The Walking Dead 9×05: What Comes After

The Walking Dead 9x05: What Comes After

The Walking Dead 9x05: What Comes After

Series: The Walking Dead

4.5 Stars

Summary

Un agónico Rick trata de alejar la horda de caminantes de las comunidades. Maggie llega a Alexandria para ver a Negan y llevar a cabo su venganza.

Coder Credit

Llegó el momento de decir adiós. Tenía que suceder. Sabíamos que Rick Grimes nos dejaba. Hemos tenido meses para prepararnos, para elucubrar cómo sería ese final y para soñar miles de escenarios posibles, desde los más oscuros y terribles hasta los más amables. Por si eso no hubiera sido suficiente, los episodios anteriores han ido haciendo un homenaje al personaje principal, como si al hacerlo mitigasen el dolor inminente de la pérdida. A pesar de todo, NADA podía prepararnos para ESTE final.

En el episodio anterior, habíamos dejado a Rick en una situación que auguraba un funesto final. Lejos de los suyos, rodeado de caminantes y malherido. Hasta hace una semana no se me ocurría un final peor para el sheriff Grimes. Mi mente era incapaz de concebir una muerte en solitario como la que parecía estar destinada a Rick. Él, el hombre que una y otra vez nos sorprendía tirando de un grupo de supervivientes que de no ser por él hubiera perecido sin remedio hace ya tiempo. Su fuerza, no solo física sino de carácter y su obcecación a vivir a pesar de todo y de todos ha influido no solo en las aventuras de los que le rodeaban sino en los propios personajes que le rodeaban. De no ser por Rick, Carol habría perecido hace ya mucho tiempo, no se habría convertido en lo que es hoy, por ejemplo. Por eso, una muerte en solitario, sin testigos, sin amigos que le dieran palabras de consuelo en su último viaje me rechinaba. Rick merece más.

Tras el episodio de la muerte de Carl, uno de los más tristes y hermosos que nos ha dado la serie, me imaginaba algo similar para su padre. Rick no puede marcharse sin que su muerte signifique algo. Como si fuese un personaje más y su vida hasta ahora no fuera más que un accidente argumental. Hasta ahora Rick era la historia que vertebraba toda esta serie, le pese a quien le pese. Y la propia serie es muy consciente de ello. Por eso todo el episodio ha sido no solo un homenaje al personaje sino un recorrido por los momentos más trascendentales de Rick Grimes. A lo largo del episodio, vemos, por última vez, a Rick Grimes enfrentarse a su propia mortalidad, desafiante hasta el final, empecinado en no perecer hasta haberse asegurado de que todo el mundo está a salvo.
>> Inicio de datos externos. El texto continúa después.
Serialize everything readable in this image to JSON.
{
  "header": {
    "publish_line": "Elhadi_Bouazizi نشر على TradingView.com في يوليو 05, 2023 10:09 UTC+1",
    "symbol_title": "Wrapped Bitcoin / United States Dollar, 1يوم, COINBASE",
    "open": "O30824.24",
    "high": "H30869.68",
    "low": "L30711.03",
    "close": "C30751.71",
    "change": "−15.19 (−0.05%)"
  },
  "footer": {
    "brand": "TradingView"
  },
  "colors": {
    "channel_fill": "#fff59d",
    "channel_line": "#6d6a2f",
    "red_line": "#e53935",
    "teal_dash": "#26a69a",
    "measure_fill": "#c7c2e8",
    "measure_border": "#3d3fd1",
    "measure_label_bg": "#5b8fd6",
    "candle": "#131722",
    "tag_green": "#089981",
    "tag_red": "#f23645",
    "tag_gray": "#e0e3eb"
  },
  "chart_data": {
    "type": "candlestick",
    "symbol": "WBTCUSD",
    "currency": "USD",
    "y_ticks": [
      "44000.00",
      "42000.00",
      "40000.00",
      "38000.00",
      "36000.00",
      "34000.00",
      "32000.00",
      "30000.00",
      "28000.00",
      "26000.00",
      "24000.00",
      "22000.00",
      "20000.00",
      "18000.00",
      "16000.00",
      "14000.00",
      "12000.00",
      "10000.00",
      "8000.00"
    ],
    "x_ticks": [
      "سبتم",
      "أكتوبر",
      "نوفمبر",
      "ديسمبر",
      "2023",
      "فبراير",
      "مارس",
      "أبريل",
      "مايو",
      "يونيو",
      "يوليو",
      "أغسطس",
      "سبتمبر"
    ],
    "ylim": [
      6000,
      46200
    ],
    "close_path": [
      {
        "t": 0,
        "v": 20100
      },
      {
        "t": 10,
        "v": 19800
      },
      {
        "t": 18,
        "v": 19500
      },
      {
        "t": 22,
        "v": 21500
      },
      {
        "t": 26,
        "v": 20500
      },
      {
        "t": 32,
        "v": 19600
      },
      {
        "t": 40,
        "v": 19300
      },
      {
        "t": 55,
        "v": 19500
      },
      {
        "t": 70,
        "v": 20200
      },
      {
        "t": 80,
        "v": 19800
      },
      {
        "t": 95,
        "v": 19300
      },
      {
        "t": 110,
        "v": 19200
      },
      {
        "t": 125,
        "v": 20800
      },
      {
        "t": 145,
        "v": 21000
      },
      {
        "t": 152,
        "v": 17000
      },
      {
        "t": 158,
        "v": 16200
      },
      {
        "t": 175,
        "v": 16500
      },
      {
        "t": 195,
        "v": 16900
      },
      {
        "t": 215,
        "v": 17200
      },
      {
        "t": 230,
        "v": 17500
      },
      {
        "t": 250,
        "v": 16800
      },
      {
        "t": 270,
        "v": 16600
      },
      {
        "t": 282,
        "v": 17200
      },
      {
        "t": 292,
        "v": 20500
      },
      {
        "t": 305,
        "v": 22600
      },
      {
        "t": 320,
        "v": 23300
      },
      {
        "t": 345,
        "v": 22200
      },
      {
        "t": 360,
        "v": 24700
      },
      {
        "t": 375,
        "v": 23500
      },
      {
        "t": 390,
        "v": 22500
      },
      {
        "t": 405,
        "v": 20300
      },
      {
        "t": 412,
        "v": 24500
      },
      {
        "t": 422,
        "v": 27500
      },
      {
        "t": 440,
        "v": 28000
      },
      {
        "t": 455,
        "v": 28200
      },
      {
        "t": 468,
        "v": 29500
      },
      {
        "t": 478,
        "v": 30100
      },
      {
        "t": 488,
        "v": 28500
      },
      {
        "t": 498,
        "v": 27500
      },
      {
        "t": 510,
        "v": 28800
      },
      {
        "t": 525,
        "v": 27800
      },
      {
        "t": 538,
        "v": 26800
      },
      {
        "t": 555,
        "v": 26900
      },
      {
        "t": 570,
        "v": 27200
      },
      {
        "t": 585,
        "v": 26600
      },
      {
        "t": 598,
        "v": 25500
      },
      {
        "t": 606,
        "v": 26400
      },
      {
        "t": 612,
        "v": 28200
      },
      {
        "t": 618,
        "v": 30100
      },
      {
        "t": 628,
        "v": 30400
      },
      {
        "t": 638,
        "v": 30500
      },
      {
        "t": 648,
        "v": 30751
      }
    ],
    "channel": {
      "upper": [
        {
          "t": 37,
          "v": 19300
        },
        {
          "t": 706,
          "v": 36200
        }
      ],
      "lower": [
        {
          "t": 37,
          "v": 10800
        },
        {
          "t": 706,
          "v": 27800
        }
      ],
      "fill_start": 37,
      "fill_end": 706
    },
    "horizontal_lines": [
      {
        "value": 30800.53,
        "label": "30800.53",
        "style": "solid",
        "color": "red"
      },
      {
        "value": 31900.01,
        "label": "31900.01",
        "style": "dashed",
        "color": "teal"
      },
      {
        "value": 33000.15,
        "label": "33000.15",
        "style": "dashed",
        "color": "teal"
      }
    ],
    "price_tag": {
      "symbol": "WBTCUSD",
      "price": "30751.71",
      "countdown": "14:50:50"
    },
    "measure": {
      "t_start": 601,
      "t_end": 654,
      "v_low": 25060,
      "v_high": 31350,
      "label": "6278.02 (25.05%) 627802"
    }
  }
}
Un héroe hasta el final.

Ha sido angustioso ver cómo la vida se le escapaba a Rick Grimes. Desde esa primera escena del capítulo, en la que veíamos a Rick de nuevo en ese hospital donde dio comienzo LA historia. Rick vuelve a esa habitación, a esos pasillos destartalados y vuelve a preguntarse qué hace allí. Abre la puerta, esa que dice “No abrir. Muerte fuera” ( a diferencia de la original de la cafetería que decía “No abrir. Muerte dentro”) y una bandada de pájaros que se convierte en helicópteros se acercan hasta donde está él. Al mismo tiempo escucha una voz que le dice “Despierta”. Es entonces cuando Rick se percata de la delicada situación en la que se encuentra. Los caminantes cada vez están más cerca. Tiene que hacer algo si quiere tener alguna oportunidad. Con ayuda de su cinturón logra liberarse (muy dolorosamente) del hierro que lo atraviesa. Sube al caballo y trata de dirigir a la horda de caminantes lejos de las comunidades.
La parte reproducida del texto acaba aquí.